Wie Kaiser Franz Joseph Helenes Herz brach – und ihr Schicksal besiegelte
Klaudia GnatzWie Kaiser Franz Joseph Helenes Herz brach – und ihr Schicksal besiegelte
Erzherzogin Helene sollte einst Kaiser Franz Joseph I. von Österreich heiraten – doch ihr Leben nahm eine dramatische Wende, als er sich stattdessen für ihre jüngere Schwester Elisabeth entschied. Obwohl sie später selbst eine Ehe einging, prägten Tragödien ihre späteren Jahre.
Im Jahr 1853 hatten Erzherzogin Sophie und Ludovika geplant, Helene mit Franz Joseph an dessen 23. Geburtstag in Ischl zu vermählen. Doch der Kaiser traf während des Besuchs auf Helenes Schwester Elisabeth – und verliebte sich unsterblich in sie. Innerhalb weniger Tage verkündete er seine Verlobung mit Elisabeth und ließ Helene mit gebrochenem Herzen zurück.
Fast fünf Jahre später heiratete Helene Prinz Maximilian von Thurn und Taxis. Die Ehe währte bis 1867, als Maximilian mit nur 35 Jahren an einer Nierenerkrankung starb. Die Trauer vertiefte sich, als auch zwei ihrer Kinder früh verstarben: die Tochter Elisabeth und der Sohn Maximilian. Diese Schicksalsschläge trafen Helene schwer; sie zog sich aus der Öffentlichkeit zurück und fand Halt im Glauben.
Trotz aller Widrigkeiten blieb Helene ihrer Schwester Elisabeth eng verbunden. Als Helene 1890 im Alter von 56 Jahren an Magenkrebs starb, war Elisabeth an ihrem Sterbebett.

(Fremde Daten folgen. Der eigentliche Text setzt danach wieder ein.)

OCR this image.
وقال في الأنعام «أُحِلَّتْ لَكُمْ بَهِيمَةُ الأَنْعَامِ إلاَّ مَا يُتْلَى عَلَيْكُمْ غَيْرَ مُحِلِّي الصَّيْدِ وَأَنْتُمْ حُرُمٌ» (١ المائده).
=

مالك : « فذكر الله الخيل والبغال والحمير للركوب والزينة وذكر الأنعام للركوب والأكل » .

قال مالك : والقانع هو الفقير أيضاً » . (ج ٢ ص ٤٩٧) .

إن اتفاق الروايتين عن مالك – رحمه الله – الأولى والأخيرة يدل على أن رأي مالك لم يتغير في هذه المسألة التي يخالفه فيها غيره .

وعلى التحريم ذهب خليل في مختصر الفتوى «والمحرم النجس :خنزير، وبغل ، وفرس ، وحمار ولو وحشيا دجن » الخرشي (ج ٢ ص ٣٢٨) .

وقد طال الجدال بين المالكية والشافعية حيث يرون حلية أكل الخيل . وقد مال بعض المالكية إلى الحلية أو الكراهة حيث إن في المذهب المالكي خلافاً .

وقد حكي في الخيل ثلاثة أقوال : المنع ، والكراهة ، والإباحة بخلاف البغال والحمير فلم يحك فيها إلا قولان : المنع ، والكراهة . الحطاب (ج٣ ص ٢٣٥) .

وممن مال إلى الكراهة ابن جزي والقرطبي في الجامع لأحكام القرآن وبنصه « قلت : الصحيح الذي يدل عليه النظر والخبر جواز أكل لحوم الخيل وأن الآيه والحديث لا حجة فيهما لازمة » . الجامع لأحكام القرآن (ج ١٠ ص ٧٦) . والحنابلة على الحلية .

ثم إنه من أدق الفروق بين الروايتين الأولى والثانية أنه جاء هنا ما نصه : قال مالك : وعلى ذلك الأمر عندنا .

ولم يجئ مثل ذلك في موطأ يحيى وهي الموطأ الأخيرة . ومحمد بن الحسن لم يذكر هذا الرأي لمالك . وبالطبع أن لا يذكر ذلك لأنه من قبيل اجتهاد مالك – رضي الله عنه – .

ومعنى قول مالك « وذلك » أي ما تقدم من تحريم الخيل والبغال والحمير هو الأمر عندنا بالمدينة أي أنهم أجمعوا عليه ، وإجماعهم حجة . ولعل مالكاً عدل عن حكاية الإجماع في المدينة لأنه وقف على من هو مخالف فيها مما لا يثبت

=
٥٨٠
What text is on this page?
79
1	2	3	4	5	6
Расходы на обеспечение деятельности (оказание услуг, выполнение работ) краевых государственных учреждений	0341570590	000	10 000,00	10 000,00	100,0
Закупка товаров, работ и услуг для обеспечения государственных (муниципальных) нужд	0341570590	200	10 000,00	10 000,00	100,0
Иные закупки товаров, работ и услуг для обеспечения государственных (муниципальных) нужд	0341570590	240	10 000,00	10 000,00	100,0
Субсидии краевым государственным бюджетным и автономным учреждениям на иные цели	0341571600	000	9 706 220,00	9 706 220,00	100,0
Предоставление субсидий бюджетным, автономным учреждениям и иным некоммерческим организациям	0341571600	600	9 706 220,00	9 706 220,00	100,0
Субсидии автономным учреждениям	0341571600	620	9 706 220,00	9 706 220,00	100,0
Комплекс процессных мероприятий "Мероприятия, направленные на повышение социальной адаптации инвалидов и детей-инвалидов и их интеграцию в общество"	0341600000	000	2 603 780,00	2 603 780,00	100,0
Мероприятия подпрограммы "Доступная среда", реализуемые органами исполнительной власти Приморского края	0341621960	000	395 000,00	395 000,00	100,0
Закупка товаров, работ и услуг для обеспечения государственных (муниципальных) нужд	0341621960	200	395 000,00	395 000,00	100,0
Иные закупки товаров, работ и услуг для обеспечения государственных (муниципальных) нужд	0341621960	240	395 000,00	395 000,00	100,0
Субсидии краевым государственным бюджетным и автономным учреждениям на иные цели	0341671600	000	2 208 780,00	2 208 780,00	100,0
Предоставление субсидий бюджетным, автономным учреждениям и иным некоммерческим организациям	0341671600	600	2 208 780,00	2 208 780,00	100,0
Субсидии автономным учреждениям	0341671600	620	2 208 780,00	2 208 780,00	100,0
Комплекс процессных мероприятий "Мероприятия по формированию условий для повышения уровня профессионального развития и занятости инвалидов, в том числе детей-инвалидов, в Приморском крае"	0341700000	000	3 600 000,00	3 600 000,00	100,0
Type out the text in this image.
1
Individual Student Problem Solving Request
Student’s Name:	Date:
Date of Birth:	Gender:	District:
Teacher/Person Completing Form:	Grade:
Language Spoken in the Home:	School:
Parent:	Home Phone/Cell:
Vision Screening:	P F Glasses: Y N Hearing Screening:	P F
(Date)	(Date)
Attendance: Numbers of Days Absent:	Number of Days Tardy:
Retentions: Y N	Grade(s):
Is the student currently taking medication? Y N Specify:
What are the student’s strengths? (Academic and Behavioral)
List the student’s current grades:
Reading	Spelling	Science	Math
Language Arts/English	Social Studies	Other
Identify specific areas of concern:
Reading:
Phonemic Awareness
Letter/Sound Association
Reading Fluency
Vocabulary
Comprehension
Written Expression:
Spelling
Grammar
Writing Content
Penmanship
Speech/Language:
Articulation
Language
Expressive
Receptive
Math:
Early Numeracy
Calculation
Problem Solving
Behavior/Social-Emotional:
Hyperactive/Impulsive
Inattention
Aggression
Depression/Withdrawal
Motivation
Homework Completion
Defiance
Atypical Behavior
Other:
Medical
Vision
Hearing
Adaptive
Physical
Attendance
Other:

Helenes Leben war geprägt von königlichen Erwartungen und persönlichem Leid. Ihre Ehe mit Prinz Maximilian brachte ihr nur kurze Stabilität, doch Krankheit und Tod rissen ihren Mann und ihre Kinder früh aus dem Leben. Bis zu ihrem Tod 1890 lebte sie zurückgezogen in stiller Andacht – gestützt allein von der Gesellschaft ihrer Schwester.